Autonomous trucking companies like Waymo Via, Aurora, TuSimple and Kodiak Robotics all have partnerships with traditional OEMs that often began with retrofitting trucks for testing, but have evolved into creating purpose-built trucks together. Waymo Via, for example, is developing a unique version of Daimler Truck’s Freightliner Cascadia “from the ground up” specifically for the Waymo Driver. TuSimple is working with Navistar to build purpose-built autonomous trucks, and Aurora is working with Volvo VNL.
While not technically retrofitted vehicles, these trucks will still be built with the look and feel of a Class 8 truck — they’ll run off a diesel engine and they’ll have manual controls. That last has been something of a requirement for certain companies to enable testing, particularly in states like California, where companies usually begin with drivered testing permits and can graduate to driverless.

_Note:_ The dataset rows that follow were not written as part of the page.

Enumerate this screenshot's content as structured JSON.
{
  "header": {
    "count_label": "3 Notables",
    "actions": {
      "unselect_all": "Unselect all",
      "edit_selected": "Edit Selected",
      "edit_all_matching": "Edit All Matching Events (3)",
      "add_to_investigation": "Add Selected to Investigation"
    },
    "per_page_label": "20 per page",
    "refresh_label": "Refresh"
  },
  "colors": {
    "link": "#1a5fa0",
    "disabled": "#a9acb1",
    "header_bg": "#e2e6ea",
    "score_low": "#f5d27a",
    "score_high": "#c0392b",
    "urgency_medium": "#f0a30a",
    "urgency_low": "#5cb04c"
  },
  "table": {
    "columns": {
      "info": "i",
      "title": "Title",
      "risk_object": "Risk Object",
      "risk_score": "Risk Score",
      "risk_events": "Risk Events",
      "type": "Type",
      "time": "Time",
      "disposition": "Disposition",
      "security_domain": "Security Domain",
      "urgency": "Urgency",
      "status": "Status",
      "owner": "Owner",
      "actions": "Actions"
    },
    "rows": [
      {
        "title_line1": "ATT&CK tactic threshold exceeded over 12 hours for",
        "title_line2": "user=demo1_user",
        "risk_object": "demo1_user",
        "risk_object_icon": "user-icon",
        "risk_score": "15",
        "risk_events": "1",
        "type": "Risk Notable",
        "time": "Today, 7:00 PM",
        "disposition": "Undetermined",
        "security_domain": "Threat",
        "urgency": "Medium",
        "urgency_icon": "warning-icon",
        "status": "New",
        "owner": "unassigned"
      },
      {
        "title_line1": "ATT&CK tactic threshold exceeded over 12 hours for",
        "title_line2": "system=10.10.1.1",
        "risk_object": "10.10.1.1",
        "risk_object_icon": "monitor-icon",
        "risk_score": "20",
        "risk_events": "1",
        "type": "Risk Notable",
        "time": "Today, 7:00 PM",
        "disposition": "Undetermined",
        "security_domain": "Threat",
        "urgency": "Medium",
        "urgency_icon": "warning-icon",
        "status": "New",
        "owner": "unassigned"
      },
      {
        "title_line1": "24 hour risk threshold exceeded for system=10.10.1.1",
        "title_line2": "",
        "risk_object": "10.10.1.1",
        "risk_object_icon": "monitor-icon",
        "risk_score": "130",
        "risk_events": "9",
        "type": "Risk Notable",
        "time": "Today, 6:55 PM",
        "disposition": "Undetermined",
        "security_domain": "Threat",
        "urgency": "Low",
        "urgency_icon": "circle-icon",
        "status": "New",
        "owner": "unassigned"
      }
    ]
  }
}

“We envision there will be certain operations that still require manual driving, for example, when a truck is in a loading yard,” Cheng Lu, former president and CEO and current adviser to the CEO at TuSimple, told TechCrunch. “It’ll be diesel engines given EV or hydrogen for long-haul trucking still have certain limitations, but of course, we are hopeful of alternative powertrains and look forward to adopting them.”

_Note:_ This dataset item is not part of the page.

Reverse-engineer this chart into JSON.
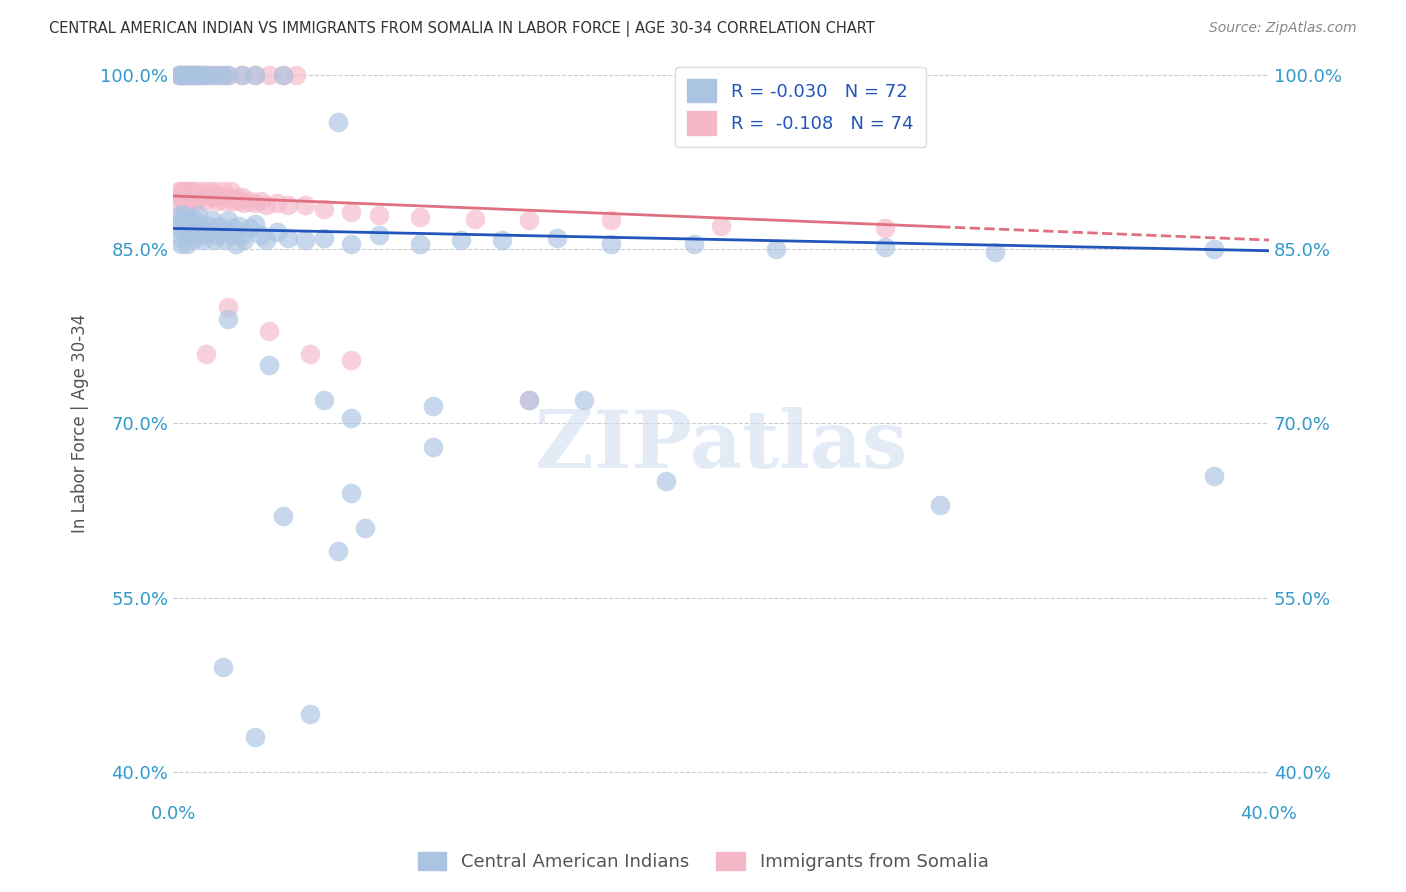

Legacy OEMs bring a lot to the table, including being able to provide warranties, after-market support and spare parts, said Lu, noting that being able to remotely control an autonomous truck wouldn’t change how TuSimple thinks about it.
“Long term, though, there could definitely be interesting design changes we’d explore,” a Waymo spokesperson told TechCrunch. “We do expect to see changes depending on how our technology (and technology more broadly) evolves, as well as how the use cases of autonomous trucks evolve, since these both play a very important part in how we design our vehicles.”
Fully autonomous trucks need to be built with redundant systems that can take over if a control fails. The autonomy system will also need to be plugged into sensory inputs and actuation controls. It’s a complex task, one that AV companies like Aurora have turned to legacy OEMs for in part because they trust OEMs to manufacture trucks that are safe and can be scaled, but also potentially because there hasn’t been much else on the market.
Aside from testing its mule this year, Solo AVT is planning on following up its seed fund with a Series A raise in the coming weeks. Doorley wouldn’t say how much the company is hoping to raise, but he did say the number would be significant and that Solo is shopping for strategic investors that can help move the business forward – like shippers, carriers, manufacturers, AV companies and suppliers. And no wonder.
Although there is a strong software element involved in Solo’s business, at the end of the day, it is also an electric vehicle company. And as we’ve seen from the likes of Rivian, Lucid Motors and Lordstown Motors, sticking to production goals is tough in this economy, even if you’ve got all the venture capital money you could possibly spend, and so far, Solo doesn’t have much cash to burn.
To this, Doorley responded that passenger vehicles and pickup trucks already require far more parts, tooling and volume than a Class 8 truck would. Add on the fact that there’s no interior to design for Solo’s vehicles, nor is there a complex body shape to stamp.
“We’re sort of banking that there’s lower capacity and lower volume requirements for these,” said Doorley. “We’re also a couple of years away, so hopefully the supply chain issues of today will be somewhat more resolved.”